The plot is standard revenge fodder with a few twists added in for fun. It's
pretty fast paced in it's execution and Morricone score is weird and
atmostpheric. This is one of Charlie's better 70's efforts and the final
scene is great filmmaking. It's too bad Ms. Ireland's nude scenes were cut
out (only her midsection and cleavage are shown before cutting to the next
scene) cause she can't act worth a damn.
*** This review may contain spoilers ***
It opens with a smiling Charles Bronson at the helm of a modest yacht
and a topless blond sunning herself on the deck. Bronson begins to undo
her foolish bottom. Dissolve to Bronson and a girl, Jill Ireland,
driving through the narrow streets of St. Thomas in a Ford Mustang,
just like Steve McQueen in "Bullett" two years before, and the drive
quickly evolving into a high speed pursuit, with cars screeching around
sharp corners, taking leaps over the city's hills, and otherwise doing
exactly what Steeve McQueen did in "Bullett" except for one shot of
Bronson squealing from side to side on a cramped downhill street, which
anticipates "Magnum Force," when Dirty Harry squeaked down Vermont
Street in San Francisco.
Bronson drops off Ireland and continues trying to escaped but is blocked by a Porsche driven by a friend. Bronson stop his Mustang, gets out, and with a big welcoming grin, says "Coogan!", and then Coogan shoots Bronson and drives off with a willing Jill Ireland. The other villains appear and want to be sure that Bronson has shuffled off this mortal coil but Bronson outwits them and drives them off, killing one of them with the last shot from his empty Luger. No kidding, it's empty.
Bronson spends the rest of the film tracking down his betrayers -- Jill Ireland and "Coogan", who doesn't seem to be listed in the credits.
Bronson in his prime was a fine specimen with a fine frame, not muscle bound but sinewy, with startling clavicles. He sports the bandido mustache that he made famous around this time. His talent was B level but not so bad he was embarrassing. Jill Ireland is fragile and likable.
The movie takes them all over the place -- New Orleans and elsewhere -- so it's not a low-budget enterprise, but it's undone by the director's and writers' resolute determination to make this a brainless action movie. The gun shots sound tinny and carry a slight peep, as in a spaghetti Western. Ennio Morricone's music can be witty or sumptuous but here consists of variations on shrill electronic instruments. It's like listening to a musical saw.
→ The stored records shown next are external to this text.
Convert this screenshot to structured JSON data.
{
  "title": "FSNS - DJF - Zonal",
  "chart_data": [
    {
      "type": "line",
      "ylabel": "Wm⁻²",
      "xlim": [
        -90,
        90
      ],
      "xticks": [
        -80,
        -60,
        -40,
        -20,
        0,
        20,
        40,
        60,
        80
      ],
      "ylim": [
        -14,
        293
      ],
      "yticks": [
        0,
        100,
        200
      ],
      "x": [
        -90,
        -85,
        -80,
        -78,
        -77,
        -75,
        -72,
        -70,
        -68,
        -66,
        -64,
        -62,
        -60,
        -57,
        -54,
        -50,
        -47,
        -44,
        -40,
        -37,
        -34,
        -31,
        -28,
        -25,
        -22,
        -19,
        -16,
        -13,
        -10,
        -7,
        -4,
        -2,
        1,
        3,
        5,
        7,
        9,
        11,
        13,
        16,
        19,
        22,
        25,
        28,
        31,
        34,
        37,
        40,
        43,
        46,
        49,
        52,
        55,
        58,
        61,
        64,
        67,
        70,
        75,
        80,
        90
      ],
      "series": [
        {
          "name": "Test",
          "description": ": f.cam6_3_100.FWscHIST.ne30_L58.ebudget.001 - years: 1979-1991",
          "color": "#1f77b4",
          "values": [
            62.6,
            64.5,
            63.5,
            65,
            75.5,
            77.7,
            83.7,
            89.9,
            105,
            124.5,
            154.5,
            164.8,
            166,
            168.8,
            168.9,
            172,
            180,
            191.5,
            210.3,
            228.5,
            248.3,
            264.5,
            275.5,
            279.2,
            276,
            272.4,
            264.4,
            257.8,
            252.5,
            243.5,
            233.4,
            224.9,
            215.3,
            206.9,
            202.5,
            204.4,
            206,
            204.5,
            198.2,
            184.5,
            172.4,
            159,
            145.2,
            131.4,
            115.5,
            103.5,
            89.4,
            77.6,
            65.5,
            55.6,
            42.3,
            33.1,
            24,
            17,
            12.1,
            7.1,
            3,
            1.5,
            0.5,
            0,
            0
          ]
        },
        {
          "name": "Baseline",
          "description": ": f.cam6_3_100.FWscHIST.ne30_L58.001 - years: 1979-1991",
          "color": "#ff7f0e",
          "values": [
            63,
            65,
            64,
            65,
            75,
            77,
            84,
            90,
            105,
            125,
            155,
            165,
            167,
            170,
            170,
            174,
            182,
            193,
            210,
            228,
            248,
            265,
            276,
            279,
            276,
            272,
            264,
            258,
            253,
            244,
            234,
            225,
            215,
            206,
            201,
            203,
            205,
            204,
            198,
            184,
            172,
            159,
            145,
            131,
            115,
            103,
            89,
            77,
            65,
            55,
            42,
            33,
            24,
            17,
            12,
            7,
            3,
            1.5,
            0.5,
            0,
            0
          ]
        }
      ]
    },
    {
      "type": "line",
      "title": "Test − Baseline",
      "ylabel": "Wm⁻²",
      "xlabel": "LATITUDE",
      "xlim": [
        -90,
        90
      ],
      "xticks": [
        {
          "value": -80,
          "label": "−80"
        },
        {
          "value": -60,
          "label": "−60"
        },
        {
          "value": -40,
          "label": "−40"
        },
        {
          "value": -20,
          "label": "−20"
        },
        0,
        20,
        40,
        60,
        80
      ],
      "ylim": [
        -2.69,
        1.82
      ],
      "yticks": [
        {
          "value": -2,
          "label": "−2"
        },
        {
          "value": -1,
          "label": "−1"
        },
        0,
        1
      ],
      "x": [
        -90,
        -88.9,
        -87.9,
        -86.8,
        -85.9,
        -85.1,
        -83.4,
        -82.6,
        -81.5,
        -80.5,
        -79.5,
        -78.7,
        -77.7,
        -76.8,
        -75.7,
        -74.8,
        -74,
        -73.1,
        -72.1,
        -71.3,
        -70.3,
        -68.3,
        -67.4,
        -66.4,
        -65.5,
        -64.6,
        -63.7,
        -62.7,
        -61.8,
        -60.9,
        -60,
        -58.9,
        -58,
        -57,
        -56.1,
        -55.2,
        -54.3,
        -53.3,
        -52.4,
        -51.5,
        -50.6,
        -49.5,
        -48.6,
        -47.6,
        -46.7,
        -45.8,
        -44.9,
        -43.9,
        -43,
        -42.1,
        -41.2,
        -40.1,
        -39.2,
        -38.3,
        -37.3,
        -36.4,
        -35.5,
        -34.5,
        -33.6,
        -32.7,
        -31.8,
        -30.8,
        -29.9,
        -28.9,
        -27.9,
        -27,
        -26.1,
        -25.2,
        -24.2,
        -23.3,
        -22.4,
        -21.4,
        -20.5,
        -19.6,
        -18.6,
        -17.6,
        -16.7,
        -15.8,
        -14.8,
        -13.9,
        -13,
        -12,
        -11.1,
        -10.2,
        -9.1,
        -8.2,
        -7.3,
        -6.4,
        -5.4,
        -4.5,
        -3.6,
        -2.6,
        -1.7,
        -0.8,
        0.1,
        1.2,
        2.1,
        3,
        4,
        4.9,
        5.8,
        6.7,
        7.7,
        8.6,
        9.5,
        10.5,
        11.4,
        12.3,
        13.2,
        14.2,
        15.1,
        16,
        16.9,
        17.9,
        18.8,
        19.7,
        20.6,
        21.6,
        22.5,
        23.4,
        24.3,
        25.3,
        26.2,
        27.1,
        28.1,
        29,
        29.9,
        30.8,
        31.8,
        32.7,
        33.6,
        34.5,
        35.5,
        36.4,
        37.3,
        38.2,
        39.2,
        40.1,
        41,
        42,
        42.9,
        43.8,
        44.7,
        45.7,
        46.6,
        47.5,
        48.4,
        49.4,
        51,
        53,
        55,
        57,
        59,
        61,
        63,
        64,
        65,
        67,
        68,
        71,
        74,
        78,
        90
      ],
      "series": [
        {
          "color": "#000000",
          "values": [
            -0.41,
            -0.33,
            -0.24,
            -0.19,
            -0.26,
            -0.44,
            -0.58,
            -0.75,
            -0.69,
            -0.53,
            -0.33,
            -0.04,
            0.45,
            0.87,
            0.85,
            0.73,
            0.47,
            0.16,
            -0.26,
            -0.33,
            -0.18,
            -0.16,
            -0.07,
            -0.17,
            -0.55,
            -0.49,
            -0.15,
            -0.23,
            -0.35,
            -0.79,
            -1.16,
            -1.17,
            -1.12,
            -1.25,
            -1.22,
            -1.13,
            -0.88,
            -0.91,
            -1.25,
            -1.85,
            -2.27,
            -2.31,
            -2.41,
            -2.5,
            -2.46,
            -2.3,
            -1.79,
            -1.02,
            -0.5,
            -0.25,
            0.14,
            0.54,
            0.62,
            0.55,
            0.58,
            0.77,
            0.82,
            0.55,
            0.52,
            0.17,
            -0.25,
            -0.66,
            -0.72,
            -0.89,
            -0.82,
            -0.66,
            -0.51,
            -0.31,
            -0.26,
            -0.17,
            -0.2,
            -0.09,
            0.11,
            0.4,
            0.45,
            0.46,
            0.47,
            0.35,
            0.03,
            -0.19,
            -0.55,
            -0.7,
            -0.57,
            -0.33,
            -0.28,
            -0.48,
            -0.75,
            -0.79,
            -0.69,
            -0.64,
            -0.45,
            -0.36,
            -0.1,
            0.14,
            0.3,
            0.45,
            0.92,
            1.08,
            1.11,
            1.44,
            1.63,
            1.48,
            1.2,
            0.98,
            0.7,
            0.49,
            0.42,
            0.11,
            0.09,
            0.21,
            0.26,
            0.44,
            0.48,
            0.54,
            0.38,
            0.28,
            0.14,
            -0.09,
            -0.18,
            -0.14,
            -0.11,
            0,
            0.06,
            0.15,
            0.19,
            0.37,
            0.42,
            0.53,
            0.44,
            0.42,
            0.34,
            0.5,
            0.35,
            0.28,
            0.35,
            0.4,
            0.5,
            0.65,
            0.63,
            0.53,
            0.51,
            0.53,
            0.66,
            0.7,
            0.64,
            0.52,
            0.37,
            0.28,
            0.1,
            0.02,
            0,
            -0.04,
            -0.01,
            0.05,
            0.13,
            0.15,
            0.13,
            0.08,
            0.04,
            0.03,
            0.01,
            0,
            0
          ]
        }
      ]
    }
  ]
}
The cinematography is suitably done in lurid colors. And for reasons known only to the producers, some of the dialog is in Italian. In a Caribbean jail, three unrelated prisoners occupy a cell, and they speak Italian. A high performance care race in New Orleans is broadcast in Italian.
It's not badly directed in terms of fundamentals like camera placement and staging. There are no editorial fireworks, thank God; no instantaneous cutting, and the camera doesn't shudder with each blow, each explosion. Nice shots of bayous and mammoth live oaks festooned with Spanish moss. Interesting if brief tour of New Orleans' enflowered courtyards.